The notion of impermanence, or anicca in Buddhism, is also linked to the notion of emptiness (sunyata), that nothing has a fixed essence.  Everything that exists is constituted by the unceasing relationship of cause and effect, birth and death. Since we are part and parcel of this world, we too are constantly changing, with old cells dying and new cells being born. But this change also takes place within, as throughout our lives our thoughts, beliefs and even perceptions all undergo significant change. Because of this, Buddhists believe that like all things in existence, the human being has no fixed essence. 

“In both the Buddhist and Baha’i paths, there is an escape from impermanence through spiritual growth”
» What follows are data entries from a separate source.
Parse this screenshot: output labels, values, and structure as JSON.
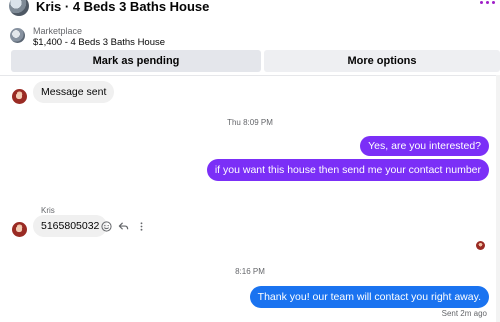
{
  "header": {
    "title": "Kris · 4 Beds 3 Baths House",
    "more_icon": "more-dots-icon",
    "accent": "#a020c8"
  },
  "listing": {
    "category": "Marketplace",
    "summary": "$1,400 - 4 Beds 3 Baths House"
  },
  "actions": {
    "mark_pending": "Mark as pending",
    "more_options": "More options"
  },
  "messages": {
    "m1": "Message sent",
    "ts1": "Thu 8:09 PM",
    "m2": "Yes, are you interested?",
    "m3": "if you want this house then send me your contact number",
    "sender": "Kris",
    "m4": "5165805032",
    "ts2": "8:16 PM",
    "m5": "Thank you! our team will contact you right away.",
    "status": "Sent 2m ago"
  },
  "colors": {
    "outgoing_purple": "#7b2ff7",
    "outgoing_blue": "#1a73f0",
    "incoming_bg": "#f0f0f0"
  }
}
This is different from the Baha’i teaching that our souls are immortal. While the world around us is impermanent, God is permanent, so the way to transcend the fleeting world is by reaching Him. The Baha’i path of spiritual growth consists of affirmation and adoration, and through that, detachment from this world.

In both the Buddhist and Baha’i paths, there is an escape from impermanence through spiritual growth. The goal of this life is to purify ourselves and detach so that we can attain a more lofty and lasting state. In Buddhism this is done through releasing all attachment to the world and the self and entering the state of Nirvana. The following quotation from the Baha’i Faith explains that it is achieved through loving God and entering the paradise of nearness to him: 

“Live then the days of thy life, that are less than a fleeting moment, with thy mind stainless, thy heart unsullied, thy thoughts pure, and thy nature sanctified, so that, free and content, thou mayest put away this mortal frame, and repair unto the mystic paradise and abide in the eternal kingdom forevermore.”